The recent steepening of the Treasury curve, driven by short-end strength and aided by the Fed’s shift of mortgage roll-off toward the front end, has widened the 2s/10s spread to its highest level since early September, benefiting agency ARMs but pressuring lower-coupon 30-year MBS and favoring Treasuries in relative-value terms. How far this curve move extends will depend on the scale of forthcoming “reserve management purchases,” which Fed Chair Powell (during his press conference) noted will be supported by removing limits on standing repo operations. Outright T-bill purchases financed by newly created bank reserves expand the money supply, unlike simple balance-sheet asset swaps, and therefore carry the classic inflationary risks associated with central bank debt monetization.

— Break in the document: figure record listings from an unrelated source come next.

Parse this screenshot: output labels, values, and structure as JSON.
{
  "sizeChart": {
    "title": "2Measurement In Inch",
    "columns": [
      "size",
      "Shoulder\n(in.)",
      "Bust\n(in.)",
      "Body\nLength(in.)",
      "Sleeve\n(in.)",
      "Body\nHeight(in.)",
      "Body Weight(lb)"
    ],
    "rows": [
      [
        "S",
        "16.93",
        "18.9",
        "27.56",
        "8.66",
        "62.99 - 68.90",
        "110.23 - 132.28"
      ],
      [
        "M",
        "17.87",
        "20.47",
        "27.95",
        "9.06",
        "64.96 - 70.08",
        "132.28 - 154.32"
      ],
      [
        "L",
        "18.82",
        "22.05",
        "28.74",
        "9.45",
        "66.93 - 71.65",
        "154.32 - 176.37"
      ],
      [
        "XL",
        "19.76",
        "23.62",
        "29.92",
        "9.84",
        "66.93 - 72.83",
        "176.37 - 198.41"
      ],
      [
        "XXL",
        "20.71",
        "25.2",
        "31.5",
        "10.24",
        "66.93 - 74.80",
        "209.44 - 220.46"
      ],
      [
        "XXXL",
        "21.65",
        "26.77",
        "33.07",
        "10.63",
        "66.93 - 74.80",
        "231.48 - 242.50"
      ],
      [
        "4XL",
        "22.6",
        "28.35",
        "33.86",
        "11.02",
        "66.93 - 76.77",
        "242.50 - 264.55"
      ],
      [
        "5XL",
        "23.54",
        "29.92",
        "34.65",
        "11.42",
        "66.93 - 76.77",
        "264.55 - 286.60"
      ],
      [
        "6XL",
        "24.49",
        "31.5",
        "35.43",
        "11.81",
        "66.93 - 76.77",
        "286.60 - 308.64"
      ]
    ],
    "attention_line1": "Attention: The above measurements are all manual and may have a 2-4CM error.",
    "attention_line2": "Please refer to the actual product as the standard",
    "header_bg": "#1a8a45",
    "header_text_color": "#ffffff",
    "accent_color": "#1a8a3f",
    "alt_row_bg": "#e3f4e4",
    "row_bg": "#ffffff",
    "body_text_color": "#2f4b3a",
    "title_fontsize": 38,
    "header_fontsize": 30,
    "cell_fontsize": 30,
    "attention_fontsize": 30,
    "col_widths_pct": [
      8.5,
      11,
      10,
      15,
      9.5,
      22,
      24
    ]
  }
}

Treasuries still remain range-bound, with 10-year yields repeatedly failing to hold above 4.20 percent and 2-year yields anchored near 3.50 percent, reflecting investors’ reluctance to embrace the Fed’s projections ahead of next week’s pivotal CPI and payroll releases. For now, the market’s consolidation (and the Fed’s own shift toward emphasizing the “extent and timing” of future adjustments) suggests a nearing pause in rate cuts, but the data arriving in the coming weeks will determine whether that pause is brief or even feasible. Yesterday’s 30-year Treasury auction went smoothly. It ended with a slightly better-than-expected yield, and most of the buying came from investors outside the big Wall Street banks. Demand was roughly in line with normal levels, and although bonds had cooled off a bit before the auction, prices didn’t move much afterward.

We learned yesterday that jobless claims rose sharply to 236k, the highest since September, while continuing claims unexpectedly fell to their lowest level since April, though both series were likely affected by seasonal Thanksgiving distortions. At the same time, the trade deficit narrowed far more than expected to $52.8 billion, its smallest since June 2020, as exports posted their strongest monthly gain in over two years and imports edged higher, contributing to an overall mixed but steady set of data that has kept markets in a range-trading pattern. And after getting within 3-basis points of the year-to-date lows in the prior week, mortgage rates rose for the first time in three weeks in the latest week’s Primary Mortgage Market Survey from Freddie Mac. For the week ending December 11, the 30-year and 15-year mortgage rates rose 3-basis points and 10-basis points to 6.22 percent and 5.54 percent, respectively, though they remain lower by 38-basis points and 30-basis points from a year ago.

There aren’t any scheduled economic releases on today’s calendar, but Fedspeak resumes, with at least three speakers: Philadelphia’s Paulson, Cleveland’s Hammack, and Chicago’s Goolsbee. Without any data on today’s calendar, we begin Friday with Agency MBS prices slightly worse than Thursday’s close, the 2-year yielding 3.54, and the 10-year yielding 4.17 after closing yesterday at 4.14 percent.